The ISM manufacturing index fell much more than expected, but close to what our models were foreshadowing — down 3.5 points, to 56.2 in June, the low-water mark of the year. The number of industries reporting growth fell to 13 from 16 in May and 17 in both March and April. Not yet a hard landing, but not a good direction for the bulls.
The ISM orders component cratered to 58.5 after two readings of 65.7 — still a high level to be sure but the lowest this metric has been since last October. The only segment that managed to eke out a gain was the inventory component — to 45.8 from 45.6. The ratio of orders-to-inventories slid to 1.28 from 1.44 — portending further ISM declines ahead.
Moreover, when the ISM is down over four points in a two-month span, it practically signals that the peak in manufacturing activity has been turned in. The problem is that outside of all the stimulus out of the federal government, this whole recovery has been led by an inventory-induced rebound in manufacturing production. There are no other offsets if industrial activity starts to slow down! Ditto for exports, which slid to 56 from 62, again a low for 2010.
And no wonder the bond market is rallying. Look at the meltdown in the inflation indicators. Backlogs down 2.5 points in June, to 57. Vendor delays down to a six-month low of 57.3 from 61 in May. And, prices paid collapsed from 77.5 to 57 — it hasn’t been that low since last November and before that last July.
-Lunch with Dave, 2 Jul 2010, David Rosenberg
I hope it was a three-martini lunch with Dave because this sounds pretty bleak. Now, I won’t lie to you. This is the scenario I have been predicting for months now.
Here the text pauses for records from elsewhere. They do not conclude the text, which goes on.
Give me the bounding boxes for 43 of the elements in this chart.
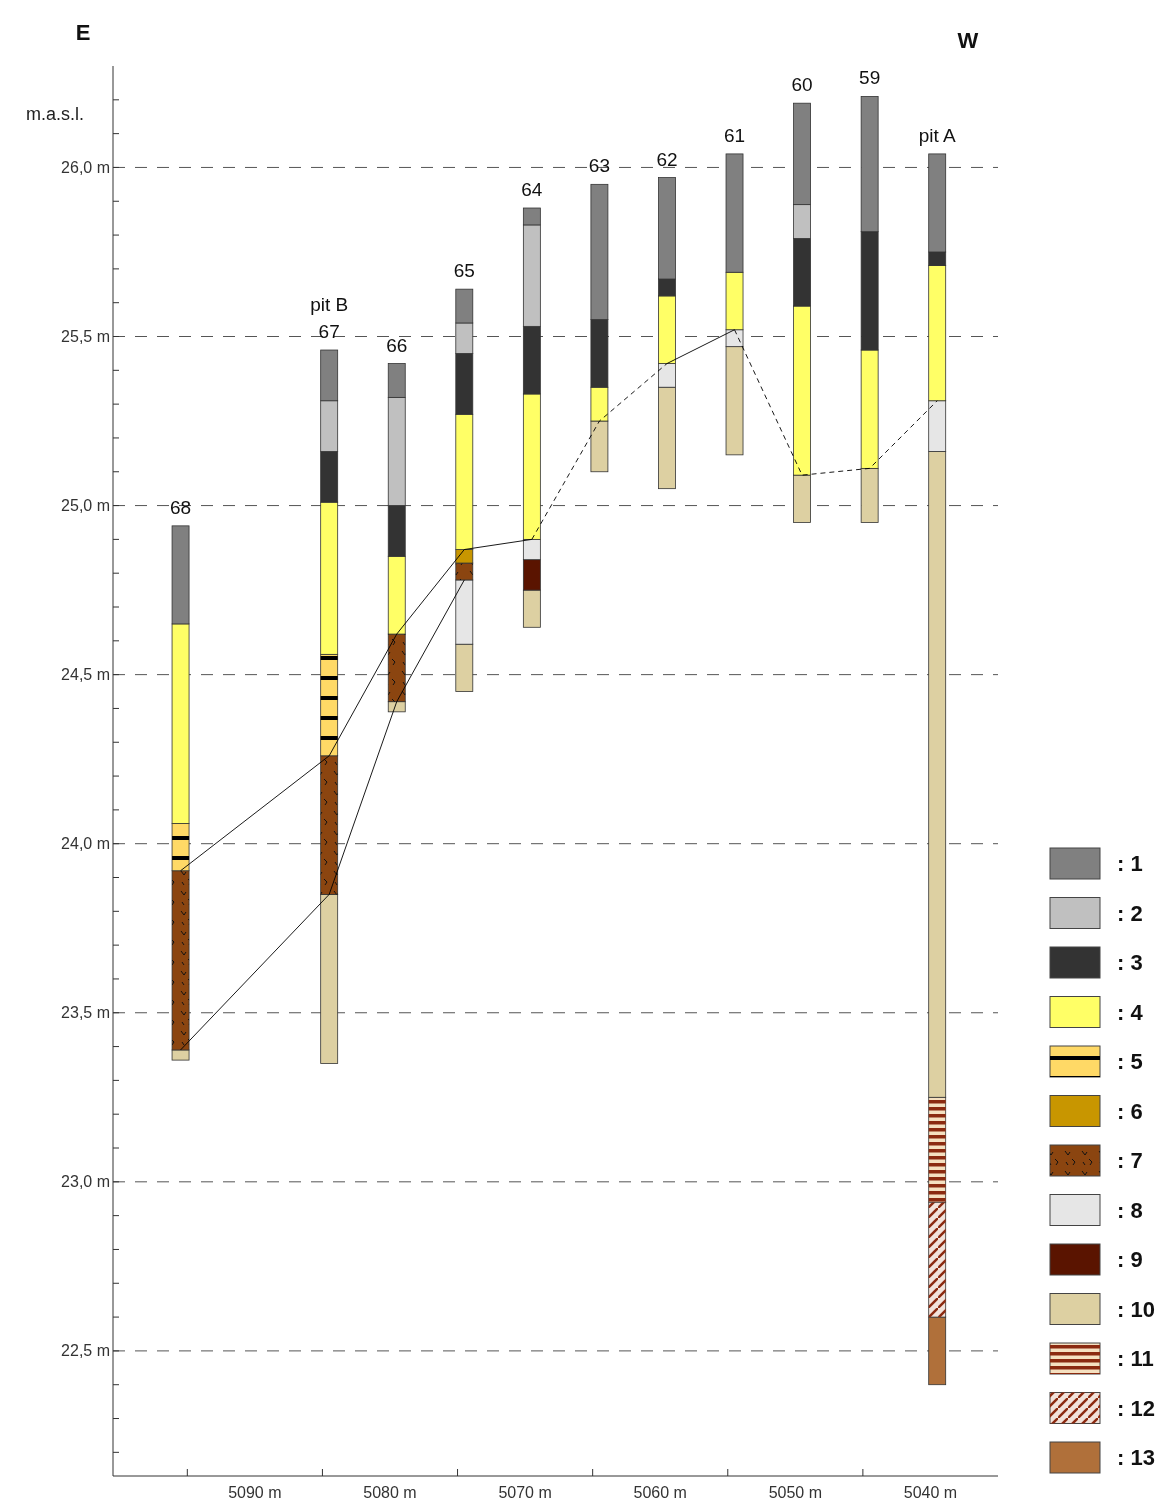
text: E xyxy=(75,20,91,45)
y-tick-label: 24,0 m xyxy=(61,835,110,853)
annotation: 64 xyxy=(521,179,543,201)
legend-label: : 12 xyxy=(1117,1395,1155,1421)
x-tick-label: 5060 m xyxy=(633,1484,687,1500)
legend-label: : 4 xyxy=(1117,999,1144,1025)
y-tick-label: 23,0 m xyxy=(61,1173,110,1191)
annotation: 61 xyxy=(723,124,746,146)
legend-label: : 13 xyxy=(1117,1445,1155,1471)
annotation: 65 xyxy=(453,260,475,282)
x-tick-label: 5040 m xyxy=(903,1484,958,1500)
annotation: 68 xyxy=(169,496,192,518)
y-tick-label: 25,5 m xyxy=(61,328,110,346)
legend-label: : 1 xyxy=(1117,851,1143,877)
x-tick-label: 5080 m xyxy=(363,1484,417,1500)
x-tick-label: 5090 m xyxy=(228,1484,282,1500)
legend-label: : 8 xyxy=(1117,1197,1143,1223)
legend-label: : 3 xyxy=(1117,950,1143,976)
y-tick-label: 22,5 m xyxy=(61,1342,110,1360)
legend-label: : 2 xyxy=(1117,900,1143,926)
legend-label: : 5 xyxy=(1117,1049,1143,1075)
y-tick-label: 24,5 m xyxy=(61,666,110,684)
y-tick-label: 25,0 m xyxy=(61,497,110,515)
legend-label: : 6 xyxy=(1117,1098,1143,1124)
x-tick-label: 5050 m xyxy=(768,1484,823,1500)
annotation: 67 xyxy=(318,321,340,343)
legend-label: : 9 xyxy=(1117,1247,1143,1273)
legend-label: : 11 xyxy=(1117,1346,1154,1372)
y-tick-label: 26,0 m xyxy=(61,159,110,177)
legend-label: : 10 xyxy=(1117,1296,1155,1322)
line-series xyxy=(180,579,465,1051)
legend-label: : 7 xyxy=(1117,1148,1143,1174)
annotation: pit B xyxy=(310,294,349,316)
annotation: 60 xyxy=(791,74,813,96)
annotation: 63 xyxy=(588,155,610,177)
text: W xyxy=(957,28,979,53)
y-tick-label: 23,5 m xyxy=(61,1004,110,1022)
x-tick-label: 5070 m xyxy=(498,1484,552,1500)
y-axis-title: m.a.s.l. xyxy=(25,104,85,124)
annotation: 62 xyxy=(656,148,678,170)
annotation: 59 xyxy=(859,67,881,89)
annotation: 66 xyxy=(386,334,408,356)
annotation: pit A xyxy=(918,124,956,146)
- Double Dip Recession and the Obama 2011 Budget (February 2010): The long and short is that – come Summer – the inventory cycle’s thrust will have dissipated. And if companies are not hiring by this time and consumer spending is not increasing more robustly, then the state budgets, the strategic defaults and all of the rest of that becomes a serious obstacle. In my view, more likely than not, this will lead to another recession late in 2010 or in 2011. And nothing in the President’s budget changes this outlook.
- The mindset will not change; a depressionary relapse may be coming (March 2010): the inventory cycle’s impact on GDP growth will attenuate. By the second half of 2010, inventories will not add considerably to GDP.
- US GDP growth rate is unsustainable; recovery will fade (April 2010): The inventory cycle is already starting to fade. That means weak 1 or 2% growth at best by Q4 2010. Unless job growth picks up tremendously by the second half of the year, this recovery is in trouble.
David Rosenberg says the ISM leads jobs. And, the latest jobs numbers were weak.
I would be non-plussed about the recent ISM data if it weren’t for the column highlighted in red. Notice how the momentum for everything is slowing. Not just the overall index, but new orders, production and employment.
Moreover, inventories are going the wrong way: up! Inventories would have a good way to go up, if orders and production stay on the right path. But If everything else continues slowing, the inventory cycle has run its course and the direction of the inventories sub-index will reverse.